Furthermore, maps are usually based on the country that creates them. Each country has a map that sees them bang in the center, meaning a different arrangement throws off many people.
In the pursuit of a better alternative, researchers from Drexel University in Philadelphia and Princeton University have designed a new 2D map that is flat and centered around each pole. The authors of this paper claim their results are the most accurate 2D map to date, publishing their creation in a preprint (not yet peer-reviewed) on arXiv.
A Two-sided Earth map from Remember to Switch to PU on Vimeo.
The map combines the accuracy of a globe with the ease of a 2D map, by printing the map on two sides of a disk. It is essentially a flat-pack globe, doing away with the bulk whilst retaining the accuracy. Their invention could easily fit in the pocket of a wayfaring pirate or explorer, and the researchers hope it will become the accepted world map.
“Our map is actually more like the globe than other flat maps,” said J. Richard Gott, emeritus professor of astrophysics at Princeton, in a statement. “To see all of the globe, you have to rotate it; to see all of our new map, you simply have to flip it over.”
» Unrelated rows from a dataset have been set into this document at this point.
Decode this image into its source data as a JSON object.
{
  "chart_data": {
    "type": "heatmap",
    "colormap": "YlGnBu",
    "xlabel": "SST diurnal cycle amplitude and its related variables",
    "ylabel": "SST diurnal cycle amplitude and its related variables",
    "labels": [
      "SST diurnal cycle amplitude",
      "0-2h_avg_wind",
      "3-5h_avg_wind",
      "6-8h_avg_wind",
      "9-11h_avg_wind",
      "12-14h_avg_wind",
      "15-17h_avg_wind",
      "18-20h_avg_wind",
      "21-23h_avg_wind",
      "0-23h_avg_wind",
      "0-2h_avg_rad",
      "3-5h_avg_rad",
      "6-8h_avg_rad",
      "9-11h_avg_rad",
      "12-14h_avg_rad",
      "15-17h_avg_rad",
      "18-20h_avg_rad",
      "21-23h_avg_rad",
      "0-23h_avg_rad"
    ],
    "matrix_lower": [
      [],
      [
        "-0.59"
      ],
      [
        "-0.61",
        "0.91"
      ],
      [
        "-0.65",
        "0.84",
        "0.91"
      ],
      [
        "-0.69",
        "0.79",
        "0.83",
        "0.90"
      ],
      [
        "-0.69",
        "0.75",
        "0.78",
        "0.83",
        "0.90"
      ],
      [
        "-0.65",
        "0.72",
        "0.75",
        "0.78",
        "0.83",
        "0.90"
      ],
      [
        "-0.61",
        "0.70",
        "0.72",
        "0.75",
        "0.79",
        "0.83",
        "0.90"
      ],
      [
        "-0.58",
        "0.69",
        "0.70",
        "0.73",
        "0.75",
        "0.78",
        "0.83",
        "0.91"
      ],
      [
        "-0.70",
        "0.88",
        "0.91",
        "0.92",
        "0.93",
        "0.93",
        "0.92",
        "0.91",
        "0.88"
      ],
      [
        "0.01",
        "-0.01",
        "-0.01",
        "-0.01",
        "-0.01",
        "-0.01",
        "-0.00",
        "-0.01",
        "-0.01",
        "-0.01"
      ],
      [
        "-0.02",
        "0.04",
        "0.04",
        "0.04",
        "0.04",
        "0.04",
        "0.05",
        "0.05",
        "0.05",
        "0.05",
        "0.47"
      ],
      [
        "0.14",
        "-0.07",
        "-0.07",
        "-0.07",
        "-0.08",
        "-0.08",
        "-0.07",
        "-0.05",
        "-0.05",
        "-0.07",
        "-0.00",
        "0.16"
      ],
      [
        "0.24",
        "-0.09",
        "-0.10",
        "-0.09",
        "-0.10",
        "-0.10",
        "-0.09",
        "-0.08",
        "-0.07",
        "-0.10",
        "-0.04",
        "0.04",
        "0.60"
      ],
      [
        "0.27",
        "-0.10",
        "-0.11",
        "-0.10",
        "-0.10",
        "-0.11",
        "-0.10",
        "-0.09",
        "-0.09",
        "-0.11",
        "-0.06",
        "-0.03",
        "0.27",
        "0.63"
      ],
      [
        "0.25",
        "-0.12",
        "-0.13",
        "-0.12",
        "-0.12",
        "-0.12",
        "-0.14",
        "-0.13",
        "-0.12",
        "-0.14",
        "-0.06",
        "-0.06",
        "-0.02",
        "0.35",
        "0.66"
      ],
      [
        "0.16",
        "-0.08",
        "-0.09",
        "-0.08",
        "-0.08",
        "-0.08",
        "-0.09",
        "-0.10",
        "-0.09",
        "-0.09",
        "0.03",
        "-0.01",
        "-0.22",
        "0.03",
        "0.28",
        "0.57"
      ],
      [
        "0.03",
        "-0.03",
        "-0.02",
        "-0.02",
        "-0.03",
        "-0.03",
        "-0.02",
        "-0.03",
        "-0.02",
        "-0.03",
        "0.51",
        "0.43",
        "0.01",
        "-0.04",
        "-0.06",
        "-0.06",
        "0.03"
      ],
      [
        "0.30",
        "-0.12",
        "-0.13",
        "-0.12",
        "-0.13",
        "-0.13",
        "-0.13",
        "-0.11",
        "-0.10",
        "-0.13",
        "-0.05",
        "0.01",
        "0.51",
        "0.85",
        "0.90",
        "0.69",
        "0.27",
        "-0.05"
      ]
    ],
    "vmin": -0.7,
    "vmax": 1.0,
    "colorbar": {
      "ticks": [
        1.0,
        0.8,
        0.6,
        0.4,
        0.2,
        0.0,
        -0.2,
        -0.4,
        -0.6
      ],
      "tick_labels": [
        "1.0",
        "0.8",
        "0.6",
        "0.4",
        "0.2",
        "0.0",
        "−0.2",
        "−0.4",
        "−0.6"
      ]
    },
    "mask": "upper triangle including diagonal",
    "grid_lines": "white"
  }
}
In 2007, David Goldberg, a professor of physics at Drexel University, and Gott compiled existing maps and created a system to score each based on a number of criteria, such as distance errors and lopsidedness. This system quantifies each new map with a Goldberg-Gott score, providing a basic accuracy ranking in which the lower the score, the better. The Mercator projection, which is the most well-known map across the world, has a score of 8.396. Compared to the new map, which has a score of just 0.881, it is clear the new design is far less distorted.
Whilst it is the most accurate to date, it still does not exactly represent the correct distances of the globe.
“One can’t make everything perfect,” said Gott. “A map that is good at one thing may not be good at depicting other things.”
In the pursuit of a near-perfect map, people have taken some crazy angles. The Dymaxion polyhedral projection, popularized in 1943, shattered the map apart to connect all the countries while leaving the oceans broken up. It created a map with decent country size accuracy, as well as a round Antarctica (rare to see in 2D maps), but the odd shapes make it extremely hard to follow. Gott improved on this design, drawing inspiration to create a double-sided map instead.
The researchers have now expanded their horizons to create disk maps for many different planets.